Yesterday, Tim Duncan retired.  If you're not a sports fan, you just need to know that he was one of most boring basketball players of all time.  He had almost the same statistics every night.  He was consistently excellent, and he didn't really have any fanfare.  

Stephen Altrogge asks the question in his piece on Tim Duncan:  "If we do a good deed and don’t get any likes, did that good deed even happen? If I share the gospel and don’t show the video on Facebook, does it even matter?"   

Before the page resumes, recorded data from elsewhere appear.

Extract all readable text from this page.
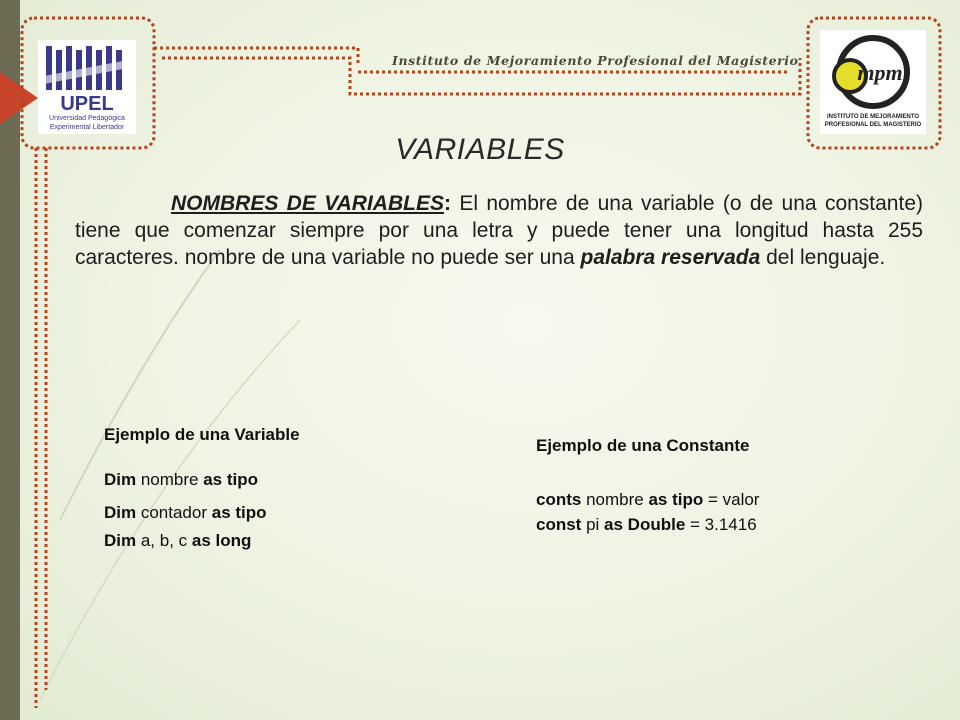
UPEL
Universidad Pedagógica
Experimental Libertador
mpm
INSTITUTO DE MEJORAMIENTO
PROFESIONAL DEL MAGISTERIO
Instituto de Mejoramiento Profesional del Magisterio
VARIABLES
NOMBRES DE VARIABLES: El nombre de una variable (o de una constante) tiene que comenzar siempre por una letra y puede tener una longitud hasta 255 caracteres. nombre de una variable no puede ser una palabra reservada del lenguaje.
Ejemplo de una Variable
Dim nombre as tipo
Dim contador as tipo
Dim a, b, c as long
Ejemplo de una Constante
conts nombre as tipo = valor
const pi as Double = 3.1416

Stephen quotes C.S. Lewis from "The Great Divorce" and I"ll copy it here.  This scene seems to be a vision of someone who was common on earth, but great in Heaven.   Let us long for fame "in that country" and view our small kingdoms here as. . . . . small.   Here is the whole piece from Stephen Altrogge, it is worth your time.  

 

"First came bright Spirits, not the Spirits of men, who danced and scattered flowers. Then, on the left and right,at each side of the forest avenue, came youthful shapes, boys upon one hand, and girls upon the other. If I could remember their singing and write down the notes, no man who read that score would ever grow sick or old. Between them went musicians: and after these a lady in whose honour all this was being done.

I cannot now remember whether she was naked or clothed. If she were naked, then it must have been the almost visible penumbra of her courtesy and joy which produces in my memory the illusion of a great and shining train that followed her across the happy grass. If she were clothed, then the illusion of nakedness is doubtless due to the clarity with which her inmost spirit shone through the clothes. For clothes in that country are not a disguise: the spiritual body lives along each thread and turns them into living organs. A robe or a crown is there as much one of the wearer’s features as a lip or an eye.

But I have forgotten. And only partly do I remember the unbearable beauty of her face.

“Is it?…is it?” I whispered to my guide.

“Not at all,” said he. “It’s someone ye’ll never have heard of. Her name on earth was Sarah Smith and she lived at Golders Green.”

“She seems to be…well, a person of particular importance?”

“Aye. She is one of the great ones. Ye have heard that fame in this country and fame on Earth are two quite different things.”